Friday marked the first official day of the midterm elections, and the political parties looking for seats in Congress in October started their engines with rallies, meetings with constituents and addressing the press. Here’s a look at what each party — well, at least the ones with the best chance of getting a sizable number of votes in the Buenos Aires Province — have been up to since Friday.
The party that currently occupies the Casa Rosada began its road to election day ringing doorbells on Saturday instead of Friday because, according to the Province’s campaign director, Federico Salvai, “[Friday] is a working day and we have to govern” the territory.
In case you’re not familiar with the term “door-belling” it the traditional canvassing candidates or public officials do here by ringing the doorbell of random citizens — or at least they say it’s random — to listen to the needs and concerns of those who choose to open their doors to them. Cambiemos officials and activists do it regularly, but this round was particularly focused on the campaign.

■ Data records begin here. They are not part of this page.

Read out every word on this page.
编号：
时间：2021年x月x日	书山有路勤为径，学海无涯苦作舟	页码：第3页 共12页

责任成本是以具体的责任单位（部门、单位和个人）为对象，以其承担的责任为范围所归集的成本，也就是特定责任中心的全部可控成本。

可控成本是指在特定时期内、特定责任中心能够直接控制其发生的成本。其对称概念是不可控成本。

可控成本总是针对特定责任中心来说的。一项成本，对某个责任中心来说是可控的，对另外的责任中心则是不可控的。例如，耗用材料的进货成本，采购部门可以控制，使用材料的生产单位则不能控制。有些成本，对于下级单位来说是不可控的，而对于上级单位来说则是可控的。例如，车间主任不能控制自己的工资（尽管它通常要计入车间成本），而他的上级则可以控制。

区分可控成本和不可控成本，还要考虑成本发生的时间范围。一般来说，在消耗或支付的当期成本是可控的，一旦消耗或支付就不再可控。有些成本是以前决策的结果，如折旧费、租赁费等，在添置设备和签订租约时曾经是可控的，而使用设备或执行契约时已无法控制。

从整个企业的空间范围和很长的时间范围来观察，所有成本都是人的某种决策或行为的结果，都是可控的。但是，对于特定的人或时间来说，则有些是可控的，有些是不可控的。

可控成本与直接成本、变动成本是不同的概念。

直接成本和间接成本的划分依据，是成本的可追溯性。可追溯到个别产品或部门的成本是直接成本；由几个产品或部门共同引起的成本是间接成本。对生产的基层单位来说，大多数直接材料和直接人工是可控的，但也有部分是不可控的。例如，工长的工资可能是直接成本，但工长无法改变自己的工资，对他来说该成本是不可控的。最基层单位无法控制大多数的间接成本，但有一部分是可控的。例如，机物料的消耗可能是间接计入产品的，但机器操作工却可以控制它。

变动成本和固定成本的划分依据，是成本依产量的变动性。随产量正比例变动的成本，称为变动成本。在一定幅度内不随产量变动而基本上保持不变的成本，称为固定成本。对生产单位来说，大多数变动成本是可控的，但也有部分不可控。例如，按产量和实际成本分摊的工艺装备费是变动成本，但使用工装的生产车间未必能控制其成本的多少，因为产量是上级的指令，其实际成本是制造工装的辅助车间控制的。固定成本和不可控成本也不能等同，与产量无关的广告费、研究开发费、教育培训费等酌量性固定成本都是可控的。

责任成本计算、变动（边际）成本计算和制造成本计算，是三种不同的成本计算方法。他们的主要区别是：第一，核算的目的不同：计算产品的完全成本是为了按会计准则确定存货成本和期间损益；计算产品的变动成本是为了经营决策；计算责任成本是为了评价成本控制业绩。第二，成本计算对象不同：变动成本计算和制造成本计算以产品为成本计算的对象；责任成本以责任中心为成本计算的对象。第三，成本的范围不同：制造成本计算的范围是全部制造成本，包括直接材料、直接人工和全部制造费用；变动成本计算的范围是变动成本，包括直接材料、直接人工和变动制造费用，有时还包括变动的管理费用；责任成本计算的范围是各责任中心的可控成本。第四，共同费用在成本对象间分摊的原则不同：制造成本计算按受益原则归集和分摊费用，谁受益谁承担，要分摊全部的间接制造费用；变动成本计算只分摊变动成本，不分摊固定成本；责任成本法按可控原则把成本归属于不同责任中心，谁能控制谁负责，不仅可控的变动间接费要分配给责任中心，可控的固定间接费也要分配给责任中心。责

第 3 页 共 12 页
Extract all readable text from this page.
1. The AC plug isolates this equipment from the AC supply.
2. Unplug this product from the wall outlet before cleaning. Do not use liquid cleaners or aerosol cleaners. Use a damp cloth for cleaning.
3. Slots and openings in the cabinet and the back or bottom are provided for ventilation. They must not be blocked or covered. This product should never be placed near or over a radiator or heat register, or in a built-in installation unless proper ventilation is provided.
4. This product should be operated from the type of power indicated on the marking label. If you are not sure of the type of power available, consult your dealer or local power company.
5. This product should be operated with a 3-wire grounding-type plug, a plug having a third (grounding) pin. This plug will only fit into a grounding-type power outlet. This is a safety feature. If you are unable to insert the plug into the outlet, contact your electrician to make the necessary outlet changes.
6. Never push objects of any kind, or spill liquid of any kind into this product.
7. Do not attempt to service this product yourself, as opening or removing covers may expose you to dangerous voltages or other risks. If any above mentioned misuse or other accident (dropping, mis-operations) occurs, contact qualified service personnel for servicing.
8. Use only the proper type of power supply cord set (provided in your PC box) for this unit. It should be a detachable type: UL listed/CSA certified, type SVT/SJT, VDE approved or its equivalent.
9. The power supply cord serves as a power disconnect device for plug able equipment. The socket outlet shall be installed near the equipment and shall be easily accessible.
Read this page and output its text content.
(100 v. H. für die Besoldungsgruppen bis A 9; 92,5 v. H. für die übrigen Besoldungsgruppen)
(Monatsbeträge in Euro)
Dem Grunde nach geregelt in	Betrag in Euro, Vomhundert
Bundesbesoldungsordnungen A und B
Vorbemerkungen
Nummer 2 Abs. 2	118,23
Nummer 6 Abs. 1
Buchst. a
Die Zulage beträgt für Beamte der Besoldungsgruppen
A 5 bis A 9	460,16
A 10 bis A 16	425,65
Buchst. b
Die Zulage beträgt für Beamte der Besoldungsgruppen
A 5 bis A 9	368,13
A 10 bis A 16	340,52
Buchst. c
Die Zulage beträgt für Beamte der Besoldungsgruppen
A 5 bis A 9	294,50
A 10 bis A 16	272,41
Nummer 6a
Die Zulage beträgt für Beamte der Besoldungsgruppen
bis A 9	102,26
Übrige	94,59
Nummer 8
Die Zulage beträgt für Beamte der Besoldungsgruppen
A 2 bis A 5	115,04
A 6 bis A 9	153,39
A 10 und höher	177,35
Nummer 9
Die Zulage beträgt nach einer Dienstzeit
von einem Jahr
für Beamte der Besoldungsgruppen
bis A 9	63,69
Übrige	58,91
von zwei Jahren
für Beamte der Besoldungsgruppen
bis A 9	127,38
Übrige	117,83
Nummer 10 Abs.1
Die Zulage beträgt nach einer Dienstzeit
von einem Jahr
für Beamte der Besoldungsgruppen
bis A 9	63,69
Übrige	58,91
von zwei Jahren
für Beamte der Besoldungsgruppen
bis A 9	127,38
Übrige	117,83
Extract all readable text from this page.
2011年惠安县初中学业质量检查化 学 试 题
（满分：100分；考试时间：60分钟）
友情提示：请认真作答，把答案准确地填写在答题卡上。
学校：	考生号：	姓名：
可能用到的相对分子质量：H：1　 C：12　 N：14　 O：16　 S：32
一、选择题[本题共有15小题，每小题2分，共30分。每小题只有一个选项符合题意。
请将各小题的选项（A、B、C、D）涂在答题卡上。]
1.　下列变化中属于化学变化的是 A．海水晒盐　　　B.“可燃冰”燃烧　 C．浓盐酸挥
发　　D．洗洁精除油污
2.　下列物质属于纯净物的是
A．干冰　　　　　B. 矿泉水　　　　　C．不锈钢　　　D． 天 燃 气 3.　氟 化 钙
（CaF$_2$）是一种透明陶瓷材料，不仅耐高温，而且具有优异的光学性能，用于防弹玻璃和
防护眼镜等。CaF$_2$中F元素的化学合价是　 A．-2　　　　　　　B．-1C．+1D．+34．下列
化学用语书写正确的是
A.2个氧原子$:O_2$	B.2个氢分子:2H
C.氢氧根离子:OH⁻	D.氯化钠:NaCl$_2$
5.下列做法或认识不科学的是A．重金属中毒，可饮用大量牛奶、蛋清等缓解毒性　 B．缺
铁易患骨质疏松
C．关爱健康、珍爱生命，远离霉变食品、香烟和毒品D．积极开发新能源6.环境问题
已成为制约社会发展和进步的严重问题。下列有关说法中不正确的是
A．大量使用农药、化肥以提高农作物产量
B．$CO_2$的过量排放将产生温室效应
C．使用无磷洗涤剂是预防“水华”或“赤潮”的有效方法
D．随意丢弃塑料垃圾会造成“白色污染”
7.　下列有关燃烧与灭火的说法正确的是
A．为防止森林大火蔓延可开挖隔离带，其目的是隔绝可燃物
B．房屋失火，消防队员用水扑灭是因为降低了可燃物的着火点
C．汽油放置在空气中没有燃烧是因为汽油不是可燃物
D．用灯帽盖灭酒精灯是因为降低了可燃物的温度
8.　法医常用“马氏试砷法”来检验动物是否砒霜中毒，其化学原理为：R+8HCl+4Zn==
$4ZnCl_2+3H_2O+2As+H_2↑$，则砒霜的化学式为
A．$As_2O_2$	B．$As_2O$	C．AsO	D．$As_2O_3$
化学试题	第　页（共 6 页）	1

The party’s main candidates for senators and deputies scattered themselves throughout the province’s vast territory and headed respective door-belling campaigns in places they have roots in.
President Mauricio Macri and Governor María Eugenia Vidal also took the streets of the governor’s native district of Morón, in an attempt to start locking down some votes themselves and the party. Other high ranking members of the Executive Branch like Transportation and Social Development ministers Guillermo Dietrich and Carolina Stanley also joined candidates in their run through their respective districts.
Everyone had the same message: elections are an opportunity to consolidate the change they brought and leave Kirchnerism in the past. Senatorial candidates Esteban Bullrich and Gladys González went to the districts of Junín and Bolívar, respectively. The main candidates to the Lower House Graciela Ocaña, Héctor “Toty” Flores and Guillermo Montenegro went to San Justo, Laferrere and Mar del Plata, all in the province.
Citizens’ United Front
Former President Cristina Fernández de Kirchner held a rally in the coastal city of Mar del Plata on Friday. In contrast with the events she held while in office, the former president opted for a relatively small theater this time around with a 1,400 person capacity, its seats mainly filled by other candidates and high ranking members of the electoral front. The 5,000 activists present in the city had to settle for a giant screen in the San Martín plaza.
The former president spoke for 10 minutes, one of the shortest speeches of hers on record. She said her newly-formed electoral front represents “a citizenship that can’t continue suffering” the effects of the government’s policies.
Speaking to the other candidates that were behind her on stage, Fernández gave them “the only campaign indication: go out to the streets and listen what’s happening to the people. To help them, join them, tell them there’s hope.”
Same as with the rally she launched the front with, the former president then went on to hand the stage over to citizens who claim to have been affected by the policies of the current administration. “There’s no better democratic defense than the citizens’ vote, the vote that will help stop this, so much pain and suffering,” she said after listening to their stories.
National Deputies Sergio Massa and Margarita Stolbizer officially kicked off their alliance’s electoral campaign with a rally in the district of Tigre — Massa’s stronghold — with a continuation of the message they have been sending to the people: that they are the alternative to this administration that governs for the elites and the brand of populism the Kirchner administrations represent.
Massa told his supporters to not believe “the myth of the political divide [known as Grieta], that forces people to choose between a government of thieves and another that governs in the interest of the elites.” He went on to send strong, direct messages to each one of those camps. About Cambiemos, he said: “President, change. People can’t make ends meet. Argentina can’t grow if we punish hard work and award financial speculation.”
He took a swing at the Kirchner camp too saying: “we can look our kids in the eye with Malena [his wife] because what we have, we earned. We didn’t steal anything from anyone, unlike others.”
Florencio Randazzo (Justicialist Party)
The Interior and Transportation Minister during the two Fernández de Kirchner administrations did his thing in the city of Bolívar, in the provincial interior. There, he differentiated himself from the three aforementioned heavyweights and criticized each one of them for something different: Fernández for claiming to speak on the behalf of the entire Peronist party; Macri for his administration’s policies; and Massa for being “opportunistic and arrogant.”
In an earlier interview with Perfil, Randazzo said that “we are rebels, we don’t want more bosses, we don’t want arrogance and are against this insensitive government.” “We do it from a place of humbleness, we know that we have an uphill battle,” he highlighted.